#' Estimate the unit level model
#'
#' This function prepares remote sensing data for imputation by checking the admin level shapefiles for geometric
#' consistency. Prior to the imputation, an algorithm is used to select an appropriate set of variables that best
#' predicts the outcome variable. The household survey data is used to create a synthetic census of households.
#' The empirical best predictor is estimated using the household survey data and is used as the basis for imputation
#' into the synthetic census.
#'
#' @param hhsurvey_dt object of class data.frame/data.table corresponding to household survey data (unit level data)

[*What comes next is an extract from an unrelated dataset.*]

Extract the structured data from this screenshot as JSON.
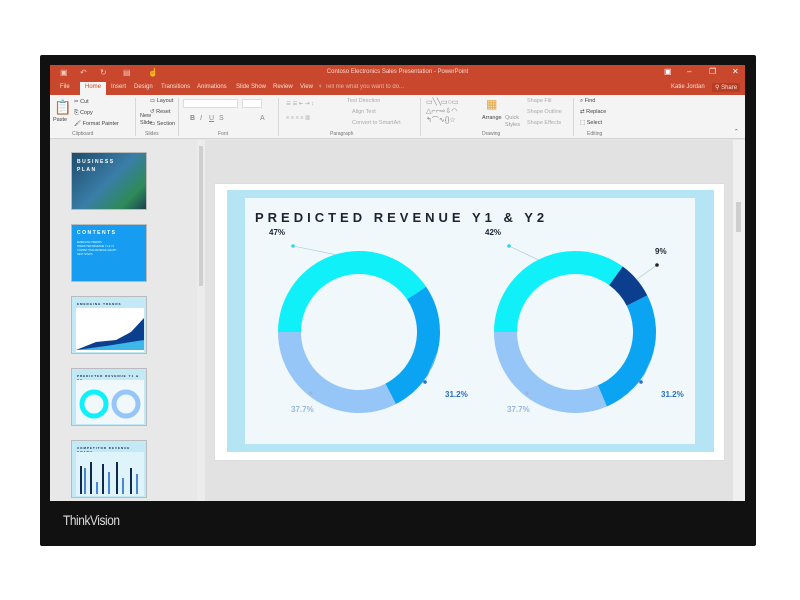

#' @param hhsurvey_lat the latitude variable within the hh_dt object
#' @param hhsurvey_lon the longitude variable within the hh_dt object
#' @param hhid_var the household ID variable from the hhsurvey_dt object
#' @param size_hh an integer/numeric for household size variable within the hhsurvey_dt object
#' @param adminshp_dt an object of class sf, data.table and/or data.frame containing administrative
#' level boundaries with multipolygons/polygons geometries
#' @param target_id a character string representing an integer column vector for the admin level at which
#' small area estimates will be computed for the poverty map
#' @param geopolycensus_dt an object of class sf, data.table and/or data.frame containing polygon/multipolygon
#' geometries and geospatial indicators
#' @param geopoly_id a string/character variable representing the polygon ID within geopolycensus_dt
#' @param geopopvar a character string for the population count variable name in the geopolycensus_dt
#' @param crs_set an integer list of the coordinate reference systems for of the aforementioned objects
#' i.e. the CRS for hhsurvey_dt, adminshp_dt and geopolycensus_dt in this order
#' @param agr_set a character/string list representing attribute-geometry-relationships specified for each
#' non-geometry attribute column and how it relates to the geometry, and can have one of following values
#' "constant", "aggregate" and "identity". The default is constant. See details for more. The AGR will listed
#' in the same order as the crs_set.
#' @param cand_vars a character vector of candidate explanatory variables to be included in the model
#' selection process
#' @param cons_var the dependent variable for small area estimation (typically household per capita consumption)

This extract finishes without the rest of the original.